Studieren : Hochschulen brauchen Diversität: Wir müssen die Vielfalt stärken!
Nur so werden Potenziale freigesetzt. Und neue Einsichten gewonnen, schreibt Peter-André Alt.

Berlin - Die Förderung der Vielfalt an unseren Hochschulen ist neuerdings ein wichtiges Thema. Sie muss Menschen unterschiedlicher Herkunft gelten, also das gesamte Spektrum geschlechtsspezifischer, ethnischer, religiöser und sozialer Hintergründe erfassen. Schon seit längerem spielt die Gewinnung internationaler Studierender für unser akademisches System eine wichtige Rolle; sie wird auch in Zeiten der Corona-Krise, anders als aktuell in den Vereinigten Staaten, vom Staat großzügig unterstützt.
Weniger gut sieht es dagegen bei der Internationalisierung des wissenschaftlichen Personals aus – hier stehen wir im Weltvergleich noch am Anfang. Allein die Zahl der Professuren, die von Wissenschaftlerinnen und Wissenschaftlern ohne deutschen Pass besetzt wird, ist verschwindend gering. Sie betrug im Jahr 2018 3415 Personen, das entspricht 7,1 Prozent. Dass hier enorme Möglichkeiten verschenkt werden, bleibt offenkundig. Noch immer gelingt es nur in Ausnahmefällen, Berufungen aus dem Ausland zu realisieren. Unsere Hochschulen sind nationale Institutionen, die zwar weltweit kooperieren, aber im Inneren nicht vielfältig genug sind.
Wer das ändern möchte, sollte Begriffe wie Integration oder Inklusion meiden.

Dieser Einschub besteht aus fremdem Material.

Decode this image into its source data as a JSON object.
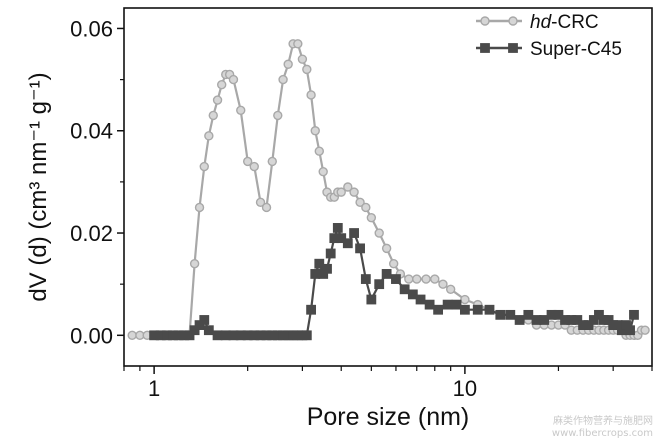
{
  "chart_data": {
    "type": "line",
    "xlabel": "Pore size (nm)",
    "ylabel": "dV (d) (cm³ nm⁻¹ g⁻¹)",
    "xscale": "log",
    "xlim": [
      0.8,
      40
    ],
    "ylim": [
      -0.006,
      0.064
    ],
    "x_ticks": [
      1,
      10
    ],
    "x_tick_labels": [
      "1",
      "10"
    ],
    "y_ticks": [
      0.0,
      0.02,
      0.04,
      0.06
    ],
    "y_tick_labels": [
      "0.00",
      "0.02",
      "0.04",
      "0.06"
    ],
    "grid": false,
    "legend": "top-right",
    "series": [
      {
        "name": "hd-CRC",
        "name_italic": "hd",
        "name_rest": "-CRC",
        "color": "#a8a8a8",
        "marker": "circle",
        "x": [
          0.85,
          0.9,
          0.95,
          1.0,
          1.05,
          1.1,
          1.15,
          1.2,
          1.25,
          1.3,
          1.35,
          1.4,
          1.45,
          1.5,
          1.55,
          1.6,
          1.65,
          1.7,
          1.75,
          1.8,
          1.9,
          2.0,
          2.1,
          2.2,
          2.3,
          2.4,
          2.5,
          2.6,
          2.7,
          2.8,
          2.9,
          3.0,
          3.1,
          3.2,
          3.3,
          3.4,
          3.5,
          3.6,
          3.7,
          3.8,
          3.9,
          4.0,
          4.2,
          4.4,
          4.6,
          4.8,
          5.0,
          5.3,
          5.6,
          5.9,
          6.2,
          6.6,
          7.0,
          7.5,
          8.0,
          8.5,
          9.0,
          10,
          11,
          12,
          13,
          14,
          15,
          16,
          17,
          18,
          19,
          20,
          21,
          22,
          23,
          24,
          25,
          26,
          27,
          28,
          29,
          30,
          31,
          32,
          33,
          34,
          35,
          36,
          37,
          38
        ],
        "y": [
          0.0,
          0.0,
          0.0,
          0.0,
          0.0,
          0.0,
          0.0,
          0.0,
          0.0,
          0.0,
          0.014,
          0.025,
          0.033,
          0.039,
          0.043,
          0.046,
          0.049,
          0.051,
          0.051,
          0.05,
          0.044,
          0.034,
          0.033,
          0.026,
          0.025,
          0.034,
          0.043,
          0.05,
          0.053,
          0.057,
          0.057,
          0.054,
          0.052,
          0.047,
          0.04,
          0.036,
          0.032,
          0.028,
          0.027,
          0.027,
          0.028,
          0.028,
          0.029,
          0.028,
          0.026,
          0.025,
          0.023,
          0.02,
          0.017,
          0.014,
          0.012,
          0.011,
          0.011,
          0.011,
          0.011,
          0.01,
          0.009,
          0.007,
          0.006,
          0.005,
          0.004,
          0.004,
          0.003,
          0.003,
          0.002,
          0.002,
          0.002,
          0.002,
          0.002,
          0.001,
          0.001,
          0.001,
          0.001,
          0.001,
          0.001,
          0.001,
          0.001,
          0.001,
          0.001,
          0.001,
          0.0,
          0.0,
          0.0,
          0.0,
          0.001,
          0.001
        ]
      },
      {
        "name": "Super-C45",
        "color": "#4a4a4a",
        "marker": "square",
        "x": [
          1.0,
          1.05,
          1.1,
          1.15,
          1.2,
          1.25,
          1.3,
          1.35,
          1.4,
          1.45,
          1.5,
          1.6,
          1.7,
          1.8,
          1.9,
          2.0,
          2.1,
          2.2,
          2.3,
          2.4,
          2.5,
          2.6,
          2.7,
          2.8,
          2.9,
          3.0,
          3.1,
          3.2,
          3.3,
          3.4,
          3.5,
          3.6,
          3.7,
          3.8,
          3.9,
          4.0,
          4.2,
          4.4,
          4.6,
          4.8,
          5.0,
          5.3,
          5.6,
          6.0,
          6.4,
          6.8,
          7.2,
          7.7,
          8.2,
          8.8,
          9.4,
          10,
          11,
          12,
          13,
          14,
          15,
          16,
          17,
          18,
          19,
          20,
          21,
          22,
          23,
          24,
          25,
          26,
          27,
          28,
          29,
          30,
          31,
          32,
          33,
          34,
          35
        ],
        "y": [
          0.0,
          0.0,
          0.0,
          0.0,
          0.0,
          0.0,
          0.0,
          0.001,
          0.002,
          0.003,
          0.001,
          0.0,
          0.0,
          0.0,
          0.0,
          0.0,
          0.0,
          0.0,
          0.0,
          0.0,
          0.0,
          0.0,
          0.0,
          0.0,
          0.0,
          0.0,
          0.0,
          0.005,
          0.012,
          0.014,
          0.012,
          0.013,
          0.016,
          0.019,
          0.021,
          0.019,
          0.018,
          0.02,
          0.017,
          0.011,
          0.007,
          0.01,
          0.012,
          0.011,
          0.009,
          0.008,
          0.007,
          0.006,
          0.005,
          0.006,
          0.006,
          0.005,
          0.005,
          0.005,
          0.004,
          0.004,
          0.003,
          0.004,
          0.003,
          0.003,
          0.004,
          0.004,
          0.003,
          0.003,
          0.003,
          0.002,
          0.002,
          0.003,
          0.004,
          0.003,
          0.003,
          0.002,
          0.002,
          0.001,
          0.002,
          0.001,
          0.004
        ]
      }
    ]
  },
  "watermark": {
    "line1": "麻类作物营养与施肥网",
    "line2": "www.fibercrops.com"
  }
}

Denn bei der Diversität geht es nicht um Hilfen für diejenigen, die womöglich in unserem Land eine Minderheit darstellen, sondern um eine Freisetzung von Potenzialen. Die Vielfalt der Blickwinkel auf Themen, Probleme und Lösungswege bildet ein Element wissenschaftlicher Qualität.
Forschung steigert ihre Erkenntniskraft, wenn sie nicht immer dieselben Wege verfolgt. Denken, das andere Richtungen als die uns vertrauten einschlägt, erschließt neue Einsichten. Diversität ist in diesem Sinne die Produktivkraft einer Hochschule, und wenn wir sie nicht nutzen, dann werden wir im internationalen Wettbewerb bald das Nachsehen haben. Dabei sollte die Frage, wie man diese Erkenntnis in Berufungskommissionen praktisch umsetzt, eher zweitrangig sein. Denn es muss im ureigenen Interesse des höheren Bildungssystems liegen, seine Vielfalt weiterzuentwickeln.
Die Diversität der Hochschule birgt neben Chancen gewiss auch bisher unbekannte Herausforderungen. Mit der Internationalisierung von Studierenden und Lehrenden nimmt die potenzielle Zahl spannungsträchtiger Meinungskonflikte zu. Krieg und Widerstand, Rebellion und Umsturz, Ausgrenzung, Vertreibung und Migration – das sind in einer divers zusammengesetzten Universität nicht nur Gegenstände der Forschung, sondern Elemente individueller Lebenserfahrung. Mit ihnen wächst die sehr konkrete Sensibilität gegenüber politischen Problemen aller Art in einem geradezu existenziellen Grad persönlicher Betroffenheit. Je mehr Menschen aus aller Welt an einer Hochschule studieren und arbeiten, desto vielfältiger wird auch das Potenzial für Spannungsfelder und Konflikte, aber eben auch für deren wissenschaftliche Bearbeitung.
Unsere Hochschulen sind dazu in der Lage, die hier schlummernden Herausforderungen auf konstruktive Weise zu bestehen. Denn der wissenschaftliche Diskurs ist selbst durch unterschiedlichste Positionen und Methoden gekennzeichnet – Streit gehört zur Wissenschaft. Vor Diversität muss also niemand Angst haben, wenn es um die Hochschulen geht. Vielfalt erfordert keinen Mut, sondern nur die Einsicht, dass wir gewinnen, wenn wir unsere Perspektiven erweitern.
Der Autor ist Präsident der Hochschulrektorenkonferenz.